PREVIDÊNCIA VERSUS JUROS DA DÍVIDA

terça-feira, 31/05/16 18:10

*Por José Moreira Magalhães

O governo Temer vive um falso dilema, ainda não explicitado como convém, e que afeta a todos nós. Trata-se da questão do “resultado primário”, particularmente de seus efeitos sobre as contas públicas e do alcance das diversas reformas em cogitação, como aumento de impostos e corte de gastos. 
 
O resultado primário, quando positivo, é a diferença  para mais entre as receitas e as despesas do setor público, excluídas aquelas de natureza financeira. No popular, é o que se economiza para pagar a dívida pública, a amortização e os juros. Setor público, nesse caso, inclui o governo federal, a previdência, o Banco Central, as estatais, estados e municípios.
 
O último rombo estimado para 2016 é de R$ 150 bilhões, contra R$30 bilhões positivos, inicialmente, do governo Dilma. No conjunto, uma diferença de quase R$ 200 bilhões, sem incluir, conforme afirmou o novo Ministro Henrique Meirelles, eventuais receitas extraordinárias, como possíveis novos impostos, nem despesas ainda não conhecidas, tais quais os passivos da Eletrobrás e da Caixa Econômica Federal, a negociação com Estados, etc.
Quais os meios de superação?
 
Reforma da Previdência, redução da máquina pública e corte de gastos, revisão dos programas sociais naquilo que possam ter de descontrole ou excesso, eventualmente algum imposto novo “temporário”,  como a CPMF e a CIDE. Nada sobre os juros da dívida, a SELIC, hoje em 14,25% ao ano, num cenário de inflação descendente e sem características de “demanda”- portanto, sem espaço para aperto de política monetária. Estamos em plena recessão, ao contrário. Duas observações importantes: o impacto dos juros da dívida sobre as contas públicas foi de R$ 501 bilhões em 2015, e de R$ 600 bilhões em 2016. Isso porque juros não pagos são incorporados à dívida, através de sua rolagem, com emissão de mais títulos públicos.
 
A segunda observação refere-se ao impacto de cerca de 370 bilhões/ano em perda de receitas com desonerações fiscais, sem eficácia do ponto de vista de alavancagem de investimentos e de arrecadação fiscal. Só aqui, R$ 870 bilhões/ano.
 
Não há forma de “resultado primário” que pague essa conta. Daí a ausência de foco das medidas pensadas até o momento, pelo menos como suficientes. E o agravamento do endividamento, crescente a cada ano, exige cada vez mais resultados e pode nos levar à insolvência, além de, do ponto de vista distributivo, favorecer sobremaneira a parcela rentista da população.
 
Não discordo que cabe discutir a situação da Previdência a longo prazo, tendo em vista um possível desbalanceamento da relação massa de contribuintes versus massa de beneficiários. Mas que isso seja feito com transparência e lealdade. Sem viés e sem radicalismos. Com foco na garantia de direitos e sustentabilidade da liquidez do sistema no tempo.
 
É preciso sensatez e equilíbrio nessa hora grave. Existe uma equação que precisa ser fechada, a meu ver. De um lado, a oferta, pelo Estado, de bens e de serviços públicos de qualidade e com a extensão necessária para a sociedade; de outro, a reorganização do Estado compatível com a carga tributária.

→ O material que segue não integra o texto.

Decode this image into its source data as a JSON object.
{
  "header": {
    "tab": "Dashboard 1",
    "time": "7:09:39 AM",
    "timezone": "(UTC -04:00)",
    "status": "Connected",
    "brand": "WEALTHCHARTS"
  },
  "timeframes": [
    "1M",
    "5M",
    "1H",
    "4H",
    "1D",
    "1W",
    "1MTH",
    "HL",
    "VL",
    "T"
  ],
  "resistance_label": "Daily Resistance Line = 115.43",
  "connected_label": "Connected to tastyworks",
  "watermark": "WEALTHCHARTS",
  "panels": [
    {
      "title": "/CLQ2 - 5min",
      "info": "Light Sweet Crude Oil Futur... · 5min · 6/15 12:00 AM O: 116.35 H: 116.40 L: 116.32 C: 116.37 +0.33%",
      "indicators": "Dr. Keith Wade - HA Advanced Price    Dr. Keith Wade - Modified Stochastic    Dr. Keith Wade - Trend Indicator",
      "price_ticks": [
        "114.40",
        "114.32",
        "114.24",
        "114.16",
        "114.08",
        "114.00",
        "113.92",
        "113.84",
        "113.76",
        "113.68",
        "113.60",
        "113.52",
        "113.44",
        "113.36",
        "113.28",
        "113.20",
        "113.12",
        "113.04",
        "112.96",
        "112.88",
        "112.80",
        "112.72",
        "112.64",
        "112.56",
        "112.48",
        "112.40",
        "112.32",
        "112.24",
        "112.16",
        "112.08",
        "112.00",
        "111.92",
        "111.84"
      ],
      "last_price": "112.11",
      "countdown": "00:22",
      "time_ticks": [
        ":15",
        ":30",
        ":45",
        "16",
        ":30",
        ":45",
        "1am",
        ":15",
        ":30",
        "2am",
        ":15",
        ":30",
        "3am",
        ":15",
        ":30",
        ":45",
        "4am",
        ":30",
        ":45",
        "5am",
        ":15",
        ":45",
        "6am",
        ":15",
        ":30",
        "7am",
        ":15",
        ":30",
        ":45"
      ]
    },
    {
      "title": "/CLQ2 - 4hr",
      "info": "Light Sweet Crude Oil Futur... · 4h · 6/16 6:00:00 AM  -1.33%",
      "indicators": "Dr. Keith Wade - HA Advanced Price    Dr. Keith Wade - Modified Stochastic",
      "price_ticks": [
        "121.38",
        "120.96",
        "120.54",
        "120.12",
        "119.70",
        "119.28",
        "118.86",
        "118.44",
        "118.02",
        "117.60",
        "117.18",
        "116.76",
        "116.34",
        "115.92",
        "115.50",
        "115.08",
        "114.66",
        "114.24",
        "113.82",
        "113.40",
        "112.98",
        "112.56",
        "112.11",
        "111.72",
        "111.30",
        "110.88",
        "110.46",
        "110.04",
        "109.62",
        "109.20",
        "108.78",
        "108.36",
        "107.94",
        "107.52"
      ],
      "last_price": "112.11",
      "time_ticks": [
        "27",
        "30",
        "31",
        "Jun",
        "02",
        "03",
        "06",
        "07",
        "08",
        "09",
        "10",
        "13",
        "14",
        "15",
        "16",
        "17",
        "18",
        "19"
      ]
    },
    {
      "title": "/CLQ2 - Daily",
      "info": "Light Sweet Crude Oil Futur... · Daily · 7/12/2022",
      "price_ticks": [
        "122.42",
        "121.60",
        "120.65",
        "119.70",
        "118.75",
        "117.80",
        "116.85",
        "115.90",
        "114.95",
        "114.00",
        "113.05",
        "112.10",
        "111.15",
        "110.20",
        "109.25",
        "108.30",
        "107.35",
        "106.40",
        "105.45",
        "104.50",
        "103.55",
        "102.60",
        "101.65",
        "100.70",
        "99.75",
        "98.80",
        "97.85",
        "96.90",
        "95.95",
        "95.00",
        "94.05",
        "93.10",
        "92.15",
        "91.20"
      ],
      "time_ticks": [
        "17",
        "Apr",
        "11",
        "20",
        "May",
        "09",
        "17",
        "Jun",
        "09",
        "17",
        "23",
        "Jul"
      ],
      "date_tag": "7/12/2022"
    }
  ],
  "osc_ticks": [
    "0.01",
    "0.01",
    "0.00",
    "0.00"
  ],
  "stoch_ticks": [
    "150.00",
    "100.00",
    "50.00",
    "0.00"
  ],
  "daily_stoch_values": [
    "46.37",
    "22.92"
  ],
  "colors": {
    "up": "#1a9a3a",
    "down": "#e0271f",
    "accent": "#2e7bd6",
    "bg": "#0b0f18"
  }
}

Essas variáveis estão intrinsecamente relacionadas, mas há escolhas em jogo em sua manipulação. Nesse contexto, servir aos rentistas e a “empresas campeãs”, via juros descabidos e subsídios ineficazes, além de injusto, é uma contradição na política econômica. 

José Moreira Magalhães

É economista, com especialização em Planejamento Governamental; consultor em orçamento e finanças; e fiscal de tributos estaduais. Foi diretor de arrecadação, diretor do Tesouro Estadual e Diretor Financeiro do TJMG. Autor do livro "Desvendando as Finanças Públicas".